Interview: Darren Buckley
How has the Thai banking sector been affected by the economic slowdown, and what do you expect will be its response in the short term?
DARREN BUCKLEY: The economic and political situation experienced over the past two years has obviously had some effect on the banking sector in Thailand and performance in 2014 was soft. The year began slowly coming off the back of 2013, and continued to deteriorate. Looking at direct impacts on the banking sector, credit card sales were among the first to be hit, as consumers moved to reduce spending. We have also seen a marginal increase at the industry level in delinquencies for the credit card sector, as well as larger increases for unsecured personal loans, while the auto loan segment has experienced some spillover effects from the first-time car buyer programme.

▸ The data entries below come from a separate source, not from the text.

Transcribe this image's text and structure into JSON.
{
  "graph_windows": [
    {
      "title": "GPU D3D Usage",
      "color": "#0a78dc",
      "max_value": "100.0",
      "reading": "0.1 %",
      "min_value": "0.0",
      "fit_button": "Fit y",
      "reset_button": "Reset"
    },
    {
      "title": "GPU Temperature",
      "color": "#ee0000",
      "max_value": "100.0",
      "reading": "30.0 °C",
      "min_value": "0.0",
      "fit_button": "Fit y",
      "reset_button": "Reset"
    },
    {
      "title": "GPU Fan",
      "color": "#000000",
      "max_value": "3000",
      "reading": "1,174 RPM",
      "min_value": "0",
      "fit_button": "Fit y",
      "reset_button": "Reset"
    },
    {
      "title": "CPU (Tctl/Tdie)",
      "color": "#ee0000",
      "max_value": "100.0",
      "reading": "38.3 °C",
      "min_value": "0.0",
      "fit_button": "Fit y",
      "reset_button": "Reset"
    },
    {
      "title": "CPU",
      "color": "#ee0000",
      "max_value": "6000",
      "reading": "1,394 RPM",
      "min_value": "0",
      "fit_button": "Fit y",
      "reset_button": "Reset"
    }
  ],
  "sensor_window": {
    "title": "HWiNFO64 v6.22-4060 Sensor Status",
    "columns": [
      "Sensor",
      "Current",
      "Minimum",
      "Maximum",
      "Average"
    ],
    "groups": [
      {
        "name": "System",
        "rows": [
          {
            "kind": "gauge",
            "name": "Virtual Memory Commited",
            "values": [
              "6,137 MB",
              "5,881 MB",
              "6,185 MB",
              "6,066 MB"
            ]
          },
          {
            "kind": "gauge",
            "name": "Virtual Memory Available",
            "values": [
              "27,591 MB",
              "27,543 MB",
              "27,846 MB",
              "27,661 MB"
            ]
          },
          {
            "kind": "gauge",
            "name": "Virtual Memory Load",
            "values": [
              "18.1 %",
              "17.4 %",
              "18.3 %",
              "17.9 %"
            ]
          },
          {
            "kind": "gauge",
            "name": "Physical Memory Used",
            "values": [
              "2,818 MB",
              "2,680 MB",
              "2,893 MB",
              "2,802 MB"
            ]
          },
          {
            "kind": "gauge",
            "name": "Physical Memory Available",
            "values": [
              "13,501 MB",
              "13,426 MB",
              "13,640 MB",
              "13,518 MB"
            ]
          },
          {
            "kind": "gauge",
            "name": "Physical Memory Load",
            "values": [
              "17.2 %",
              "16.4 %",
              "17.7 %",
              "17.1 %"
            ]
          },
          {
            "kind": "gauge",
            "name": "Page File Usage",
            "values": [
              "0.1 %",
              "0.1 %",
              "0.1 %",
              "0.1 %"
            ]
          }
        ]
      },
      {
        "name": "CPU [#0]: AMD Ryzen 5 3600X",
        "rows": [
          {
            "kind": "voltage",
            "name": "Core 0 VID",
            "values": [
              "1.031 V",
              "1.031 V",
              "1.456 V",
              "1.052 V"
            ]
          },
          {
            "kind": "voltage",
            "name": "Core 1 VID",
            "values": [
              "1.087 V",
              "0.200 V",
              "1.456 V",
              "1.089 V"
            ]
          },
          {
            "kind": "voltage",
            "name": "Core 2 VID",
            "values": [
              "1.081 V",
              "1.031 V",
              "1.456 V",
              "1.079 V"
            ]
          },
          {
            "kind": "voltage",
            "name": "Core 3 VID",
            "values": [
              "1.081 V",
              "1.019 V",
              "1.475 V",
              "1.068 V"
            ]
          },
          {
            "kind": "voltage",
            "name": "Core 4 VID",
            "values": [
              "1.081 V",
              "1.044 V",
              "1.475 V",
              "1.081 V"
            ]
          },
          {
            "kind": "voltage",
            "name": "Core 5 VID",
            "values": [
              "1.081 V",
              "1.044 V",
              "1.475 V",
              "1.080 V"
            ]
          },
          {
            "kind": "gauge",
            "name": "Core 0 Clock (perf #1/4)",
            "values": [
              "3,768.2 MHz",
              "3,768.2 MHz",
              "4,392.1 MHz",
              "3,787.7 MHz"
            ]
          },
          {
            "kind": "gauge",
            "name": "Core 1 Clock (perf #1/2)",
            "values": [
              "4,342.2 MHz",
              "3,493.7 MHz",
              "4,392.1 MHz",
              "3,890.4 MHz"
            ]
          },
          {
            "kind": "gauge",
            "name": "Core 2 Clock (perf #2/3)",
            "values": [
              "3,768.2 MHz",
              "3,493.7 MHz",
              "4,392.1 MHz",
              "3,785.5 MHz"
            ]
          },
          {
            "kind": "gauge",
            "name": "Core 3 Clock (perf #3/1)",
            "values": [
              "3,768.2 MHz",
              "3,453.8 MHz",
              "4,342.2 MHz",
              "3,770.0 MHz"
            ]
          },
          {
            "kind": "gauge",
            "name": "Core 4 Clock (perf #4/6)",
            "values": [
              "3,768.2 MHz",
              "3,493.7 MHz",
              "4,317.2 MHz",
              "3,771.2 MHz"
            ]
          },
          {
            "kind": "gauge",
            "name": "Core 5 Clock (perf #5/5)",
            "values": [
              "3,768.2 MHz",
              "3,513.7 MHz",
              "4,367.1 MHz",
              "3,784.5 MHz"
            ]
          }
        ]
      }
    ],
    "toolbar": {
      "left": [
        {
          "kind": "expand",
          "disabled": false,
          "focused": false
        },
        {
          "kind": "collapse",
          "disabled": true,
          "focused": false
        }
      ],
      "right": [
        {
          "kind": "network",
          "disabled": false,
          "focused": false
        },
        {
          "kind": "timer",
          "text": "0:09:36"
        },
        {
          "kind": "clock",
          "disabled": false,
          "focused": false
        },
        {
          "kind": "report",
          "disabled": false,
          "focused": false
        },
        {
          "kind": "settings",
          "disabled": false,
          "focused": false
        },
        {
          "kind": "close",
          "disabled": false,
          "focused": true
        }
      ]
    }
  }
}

There is currently a lot of talk about the high level of household debt in Thailand, and household debt is indeed high, having now reached BT10.2trn ($307bn), more than double what it was six years ago. However, of that amount probably only 30-40% is in the commercial banking sector, and the increase in delinquencies is manageable for the major banks. The household debt increase is largely due to previous public policy that pushed money to those working in the agricultural sector, among others, and this segment represents a major portion of the increase being experienced. We have also seen a slowdown in the small and medium-sized enterprise (SME) space, as SMEs have less capacity to withstand falling sales and a decline in business activity. But again, there is nothing that is unmanageable given the high level of capital and liquidity that exists within the commercial banking system.
On the corporate side, slowdowns in business activities have also been experienced. Companies who manufacture or deliver services to domestic consumers are being impacted by the slowdown of Thailand’s export market. That being said, although exports to Europe and the US have been weak, there is a shift in export focus to ASEAN and the greater Asia-Pacific region, which is offsetting the aforementioned drop in exports to other regions.
How do you assess the current level of loan demand and loan growth in Thailand, and in what time frame do you expect it to recover?
BUCKLEY: Loan growth levels in Thailand were very high in the years 2012 and 2013, as the nation experienced rates that were largely not sustainable. Over that period of time, year-on-year growth in personal loans was 18-19%, which is very high when compared to Thailand’s GDP growth levels. However, in 2014 that growth rate was significantly lower, standing at 5%. Automotive loans in 2012 experienced around 34% growth, while in 2014 the segment experienced a contraction, with domestic sales of automobiles making the very significant drop of 40-45%.
The general expectation is that it will take a while for loan demand to return to the levels previously experienced. With heightened credit costs, greater debt and still uncertain levels of confidence backing the economy going forward, customers are slow in coming forward, while banks are not yet comfortable about getting back to levels of loan growth that were previously experienced.
However, it is important to note that this is not necessarily a bad thing, as these contractions serve to get loans back on a manageable and sustainable track. On the brighter side of things, for corporate banking the outlook is far more positive. The large companies in Thailand continue to buy, there is no deterioration in credit revenues at the corporate level, and the number of non-performing loans in the banking sector is still very low on the whole.